Create and Use Custom Language Data

Create and use your own language-specific conditions (such as common abbreviations) when chunking data.

Here, you use the chunker helper function CREATE_LANG_DATA from the DBMS_VECTOR_CHAIN package to load the data file for Simplified Chinese. This data file contains abbreviation tokens for your chosen language.
  1. Connect as a local user and prepare your data dump directory.
    1. Log in to SQL*Plus as the SYS user, connecting as SYSDBA:
      conn sys/password as sysdba
      CREATE TABLESPACE tbs1
      DATAFILE 'tbs5.dbf' SIZE 20G AUTOEXTEND ON
      EXTENT MANAGEMENT LOCAL
      SEGMENT SPACE MANAGEMENT AUTO;
      SET ECHO ON
      SET FEEDBACK 1
      SET NUMWIDTH 10
      SET LINESIZE 80
      SET TRIMSPOOL ON
      SET TAB OFF
      SET PAGESIZE 10000
      SET LONG 10000
    2. Create a local user (docuser) and grant necessary privileges:
      drop user docuser cascade;
      create user docuser identified by docuser DEFAULT TABLESPACE tbs1 quota unlimited on tbs1;
      grant DB_DEVELOPER_ROLE to docuser;
    3. Create a local directory (VEC_DUMP) to store your language data file.
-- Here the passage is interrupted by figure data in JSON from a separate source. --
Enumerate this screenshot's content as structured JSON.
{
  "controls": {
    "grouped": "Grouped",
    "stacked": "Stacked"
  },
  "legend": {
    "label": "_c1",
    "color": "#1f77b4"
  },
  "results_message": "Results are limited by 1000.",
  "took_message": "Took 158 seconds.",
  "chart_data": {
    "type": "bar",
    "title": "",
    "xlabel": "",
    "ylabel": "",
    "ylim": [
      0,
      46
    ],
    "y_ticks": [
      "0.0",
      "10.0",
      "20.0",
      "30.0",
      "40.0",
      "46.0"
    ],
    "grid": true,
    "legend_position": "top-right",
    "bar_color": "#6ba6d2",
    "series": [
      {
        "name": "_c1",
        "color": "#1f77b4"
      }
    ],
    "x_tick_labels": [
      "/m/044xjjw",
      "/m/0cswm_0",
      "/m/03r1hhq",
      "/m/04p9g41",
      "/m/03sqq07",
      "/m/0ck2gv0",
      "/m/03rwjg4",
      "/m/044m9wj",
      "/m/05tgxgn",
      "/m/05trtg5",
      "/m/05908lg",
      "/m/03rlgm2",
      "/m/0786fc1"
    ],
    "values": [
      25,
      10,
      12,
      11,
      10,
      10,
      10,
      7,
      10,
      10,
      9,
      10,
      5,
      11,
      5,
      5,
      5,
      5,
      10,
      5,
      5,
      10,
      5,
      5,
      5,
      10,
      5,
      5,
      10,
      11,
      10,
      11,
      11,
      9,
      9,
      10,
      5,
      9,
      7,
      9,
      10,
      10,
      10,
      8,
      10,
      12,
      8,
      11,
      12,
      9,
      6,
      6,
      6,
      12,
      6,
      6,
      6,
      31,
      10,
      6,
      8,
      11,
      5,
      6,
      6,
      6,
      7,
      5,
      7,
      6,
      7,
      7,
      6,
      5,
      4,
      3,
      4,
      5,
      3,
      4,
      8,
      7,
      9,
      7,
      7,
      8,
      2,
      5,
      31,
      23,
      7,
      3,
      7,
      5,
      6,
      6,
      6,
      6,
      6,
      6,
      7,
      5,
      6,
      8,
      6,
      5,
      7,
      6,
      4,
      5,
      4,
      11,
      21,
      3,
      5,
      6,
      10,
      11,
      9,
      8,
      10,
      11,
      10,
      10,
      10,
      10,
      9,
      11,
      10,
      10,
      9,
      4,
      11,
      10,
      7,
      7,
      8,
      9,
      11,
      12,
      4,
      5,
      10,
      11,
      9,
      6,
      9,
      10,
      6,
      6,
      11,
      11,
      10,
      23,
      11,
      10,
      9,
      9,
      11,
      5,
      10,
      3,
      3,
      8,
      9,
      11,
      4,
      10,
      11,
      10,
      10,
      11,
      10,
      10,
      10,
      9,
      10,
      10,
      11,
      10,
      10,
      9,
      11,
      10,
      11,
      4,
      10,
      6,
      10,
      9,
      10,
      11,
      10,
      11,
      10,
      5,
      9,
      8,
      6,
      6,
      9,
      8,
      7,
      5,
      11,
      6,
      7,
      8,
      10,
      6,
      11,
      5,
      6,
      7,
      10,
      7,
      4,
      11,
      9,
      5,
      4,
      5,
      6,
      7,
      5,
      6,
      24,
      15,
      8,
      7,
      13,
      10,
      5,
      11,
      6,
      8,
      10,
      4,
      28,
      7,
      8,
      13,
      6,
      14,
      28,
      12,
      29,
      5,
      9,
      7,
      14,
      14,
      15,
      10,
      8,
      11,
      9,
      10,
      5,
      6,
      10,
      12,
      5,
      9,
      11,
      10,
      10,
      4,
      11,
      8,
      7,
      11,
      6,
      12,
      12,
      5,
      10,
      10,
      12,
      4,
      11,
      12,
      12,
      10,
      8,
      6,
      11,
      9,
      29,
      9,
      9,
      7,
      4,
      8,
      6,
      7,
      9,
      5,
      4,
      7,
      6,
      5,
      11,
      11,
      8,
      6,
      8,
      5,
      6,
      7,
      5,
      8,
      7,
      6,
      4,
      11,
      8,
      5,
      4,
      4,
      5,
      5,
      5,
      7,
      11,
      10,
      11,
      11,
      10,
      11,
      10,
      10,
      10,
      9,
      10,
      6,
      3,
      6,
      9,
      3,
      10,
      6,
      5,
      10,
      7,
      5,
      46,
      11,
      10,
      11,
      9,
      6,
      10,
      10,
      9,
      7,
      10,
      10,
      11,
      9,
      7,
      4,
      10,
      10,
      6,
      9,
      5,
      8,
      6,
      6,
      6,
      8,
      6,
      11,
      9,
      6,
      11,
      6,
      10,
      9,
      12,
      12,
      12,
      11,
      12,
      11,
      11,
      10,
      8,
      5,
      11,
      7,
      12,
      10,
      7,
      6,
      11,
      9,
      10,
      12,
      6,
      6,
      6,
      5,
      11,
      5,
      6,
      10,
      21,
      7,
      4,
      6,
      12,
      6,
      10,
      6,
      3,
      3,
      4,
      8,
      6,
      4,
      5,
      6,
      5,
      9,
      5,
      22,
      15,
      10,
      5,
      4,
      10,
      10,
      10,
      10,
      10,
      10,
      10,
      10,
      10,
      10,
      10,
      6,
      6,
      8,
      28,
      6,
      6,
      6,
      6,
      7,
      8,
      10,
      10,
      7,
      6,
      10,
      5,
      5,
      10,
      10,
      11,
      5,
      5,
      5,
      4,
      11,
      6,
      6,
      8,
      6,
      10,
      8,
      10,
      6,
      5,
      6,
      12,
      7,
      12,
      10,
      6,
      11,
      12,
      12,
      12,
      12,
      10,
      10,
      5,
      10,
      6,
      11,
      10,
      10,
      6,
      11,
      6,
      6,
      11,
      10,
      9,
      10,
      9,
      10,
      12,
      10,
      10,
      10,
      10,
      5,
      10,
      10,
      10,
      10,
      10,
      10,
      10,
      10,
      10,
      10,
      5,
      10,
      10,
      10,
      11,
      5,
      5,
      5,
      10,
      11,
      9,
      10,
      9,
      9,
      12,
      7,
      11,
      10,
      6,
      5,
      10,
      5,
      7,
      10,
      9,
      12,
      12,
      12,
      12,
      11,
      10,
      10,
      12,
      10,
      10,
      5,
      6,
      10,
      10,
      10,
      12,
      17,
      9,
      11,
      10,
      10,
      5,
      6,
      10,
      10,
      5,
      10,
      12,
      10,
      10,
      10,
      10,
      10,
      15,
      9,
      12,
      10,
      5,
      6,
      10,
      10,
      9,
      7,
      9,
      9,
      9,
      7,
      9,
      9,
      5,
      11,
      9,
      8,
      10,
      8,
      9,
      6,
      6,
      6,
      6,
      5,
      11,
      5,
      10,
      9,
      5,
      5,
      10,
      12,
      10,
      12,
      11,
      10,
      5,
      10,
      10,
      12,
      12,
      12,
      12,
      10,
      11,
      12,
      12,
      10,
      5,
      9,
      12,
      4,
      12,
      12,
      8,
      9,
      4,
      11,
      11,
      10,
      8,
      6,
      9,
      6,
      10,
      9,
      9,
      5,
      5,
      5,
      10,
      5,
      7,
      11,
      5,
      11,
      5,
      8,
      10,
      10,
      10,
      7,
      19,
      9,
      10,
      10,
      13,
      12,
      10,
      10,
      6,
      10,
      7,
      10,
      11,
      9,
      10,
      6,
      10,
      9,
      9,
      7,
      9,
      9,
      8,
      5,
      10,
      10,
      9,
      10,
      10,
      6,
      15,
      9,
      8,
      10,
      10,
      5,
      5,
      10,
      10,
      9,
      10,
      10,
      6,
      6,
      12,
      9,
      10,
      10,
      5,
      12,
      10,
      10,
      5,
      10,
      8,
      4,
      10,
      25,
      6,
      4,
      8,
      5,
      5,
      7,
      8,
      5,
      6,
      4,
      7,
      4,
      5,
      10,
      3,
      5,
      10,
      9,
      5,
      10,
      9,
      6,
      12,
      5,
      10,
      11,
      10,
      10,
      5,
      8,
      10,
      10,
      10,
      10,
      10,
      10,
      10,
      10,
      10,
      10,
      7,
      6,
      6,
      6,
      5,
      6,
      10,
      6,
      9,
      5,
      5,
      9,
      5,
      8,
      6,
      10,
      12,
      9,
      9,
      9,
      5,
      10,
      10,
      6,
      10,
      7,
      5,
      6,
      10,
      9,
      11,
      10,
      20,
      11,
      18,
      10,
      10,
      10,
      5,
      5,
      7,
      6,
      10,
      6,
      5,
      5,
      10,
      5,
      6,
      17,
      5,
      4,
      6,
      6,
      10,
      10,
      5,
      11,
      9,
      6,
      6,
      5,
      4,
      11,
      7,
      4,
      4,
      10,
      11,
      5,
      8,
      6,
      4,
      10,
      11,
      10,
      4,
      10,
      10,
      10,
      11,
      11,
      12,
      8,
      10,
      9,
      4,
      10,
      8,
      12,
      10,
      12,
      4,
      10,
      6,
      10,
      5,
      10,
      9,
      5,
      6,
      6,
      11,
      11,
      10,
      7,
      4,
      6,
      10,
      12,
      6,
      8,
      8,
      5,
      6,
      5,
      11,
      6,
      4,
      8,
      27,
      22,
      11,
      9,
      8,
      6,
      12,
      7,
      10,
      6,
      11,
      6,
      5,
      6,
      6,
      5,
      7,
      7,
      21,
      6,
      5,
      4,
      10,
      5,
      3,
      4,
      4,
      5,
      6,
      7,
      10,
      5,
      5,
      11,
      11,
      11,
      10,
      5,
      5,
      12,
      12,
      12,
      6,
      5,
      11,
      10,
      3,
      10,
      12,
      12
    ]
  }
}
Grant necessary privileges:
      create or replace directory VEC_DUMP as '/my_local_dir/';
      grant read, write on directory VEC_DUMP to docuser;
      
      commit;
    4. Transfer the data file for your required language to the VEC_DUMP directory. For example, dreoszhs.txt for Simplified Chinese.

      To know the data file location for your language, see Supported Languages and Data File Locations.

    5. Connect as the local user (docuser):
      conn docuser/password
  2. Create a relational table (doc_langtab) to store your abbreviation tokens in it:
    CREATE TABLE doc_langtab(token nvarchar2(64))
      ORGANIZATION EXTERNAL
      (default directory VEC_DUMP
       ACCESS PARAMETERS (RECORDS DELIMITED BY NEWLINE CHARACTERSET AL32UTF8)
       location ('dreoszhs.txt'));
  3. Create language data (doc_lang_data) by calling DBMS_VECTOR_CHAIN.CREATE_LANG_DATA:
    DECLARE
      lang_params clob := '{
                             "table_name"      : "doc_langtab",
                             "column_name"     : "token",
                             "language"        : "simplified chinese",
                             "preference_name" : "doc_lang_data"
                           }';
    BEGIN
      dbms_vector_chain.create_lang_data(json(lang_params));
    END;
    /
After loading the language data, you can now use language-specific chunking by specifying the LANGUAGE chunking parameter with VECTOR_CHUNKS or UTL_TO_CHUNKS.